Protein Factory Reveals Its Secrets (Part 2)

As peptide bond formation occurs, the mRNA and tRNAs translocate-that is, they shimmy over one codon length. The P-site tRNA moves to the E site, where it gets ready to leave the ribosome, and the A-site tRNA moves to the P site, opening a space on the A site for a new tRNA. When the ribosome reaches an mRNA codon that signals a stop, the protein chain is released for use by the cell. The protein makes its getaway from the ribosome through a tunnel in the large subunit.
The ribosome doesn't carry out protein translation all by itself. It gets assistance from cofactors like EF-Tu, which delivers tRNA-amino acid complexes to the ribosome; EF-G, which catalyzes translocation; and release factors, which help synthesized proteins to exit the ribosome.

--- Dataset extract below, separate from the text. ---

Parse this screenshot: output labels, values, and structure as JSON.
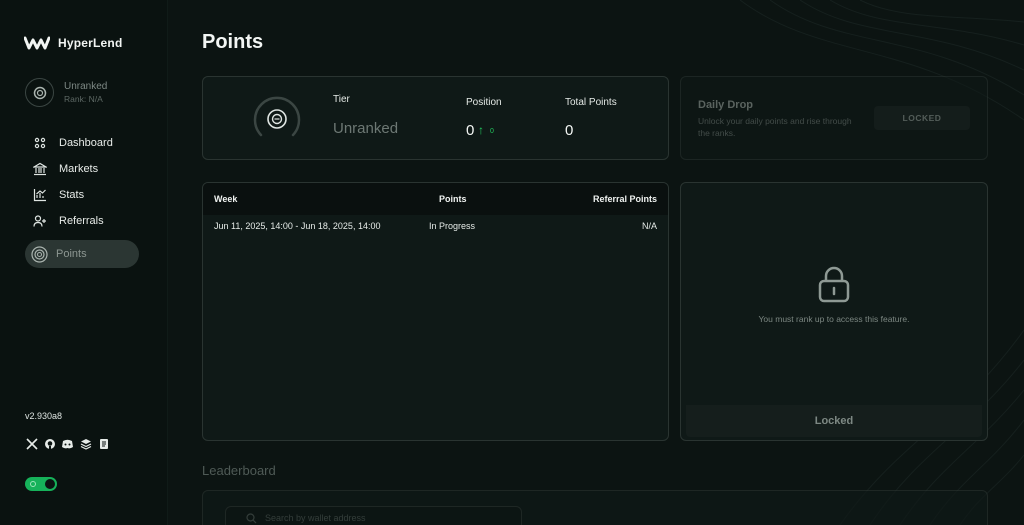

Over the past few decades, researchers have worked toward a much more detailed understanding of the way the ribosome works on an atomic level. Efforts go back at least to the 1960s, when Masayasu Nomura, now professor of biological chemistry at the University of California, Irvine, and coworkers showed that the ribosome could assemble spontaneously from its component RNAs and proteins. In the 1970s and '80s, Harry Noller, director of the Center for Molecular Biology of RNA at UC Santa Cruz, and coworkers used chemical modification studies to identify key ribosomal nucleotides and obtained evidence for the idea that translocation occurs in two discrete yet coupled steps.
Structural studies have spearheaded much of the progress since then in understanding the ribosome. Crystals of a ribosome subunit for crystallographic investigation were first made in 1980 by the late biochemist H. G. Wittmann of Max Planck Institute for Molecular Genetics, Berlin; structural biologist Ada E. Yonath of Weizmann Institute, Rehovot, Israel; and coworkers. Such crystals were initially prone to radiation damage. But in 1986, Yonath's group showed that the analysis of flash-frozen crystals, a technique called cryo-crystallography, can minimize radiation damage to the ribosome. This technique has improved the quality of data from subsequent crystallography of the ribosome and other biomolecules.
In the 1990s, Howard Hughes Medical Institute Investigator Joachim Frank of both the Wadsworth Center, Albany, N.Y., and the State University of New York, Albany, and his coworkers developed single-particle cryo-electron microscopy (cryo-EM) and began using it to study ribosome structure. Single-particle cryo-EM is a technique for imaging sets of individual molecules embedded in a thin layer of ice. Cryo-EM can be used to observe a greater variety of functionally interesting forms of biomolecules than is possible with crystallography. But cryo-EM can't normally attain atomic resolution, whereas X-ray crystallography can, so Frank and his coworkers often use crystallographic data to refine their cryo-EM maps.
By applying this combined approach to ribosomes, "we have been able to visualize a plethora of different processes that weren't seen before," Frank says. For instance, he and his coworkers showed how tRNA, upon entering the ribosome with EF-Tu, acts like a molecular spring by distorting as it contacts mRNA and then straightening as it enters the A site. They also found that when EF-G binds to the ribosome to induce translocation, the small and large subunits make a ratchet motion by rotating about 10 degrees about each other.
In 2000, several teams of researchers captured atomic (approximately 3-Å resolution) or near-atomic crystal structures of ribosome subunits. A Yale University group led by Thomas A. Steitz and Peter B. Moore reported a 2.4-Å structure of the large subunit, which continues to be the highest resolution ribosome structure of any kind. This study helped confirm that the ribosome is a ribozyme by showing that RNA predominates in the active site. The group subsequently obtained additional structures of the large subunit bound to various substrates, among them antibiotics and transition-state analogs.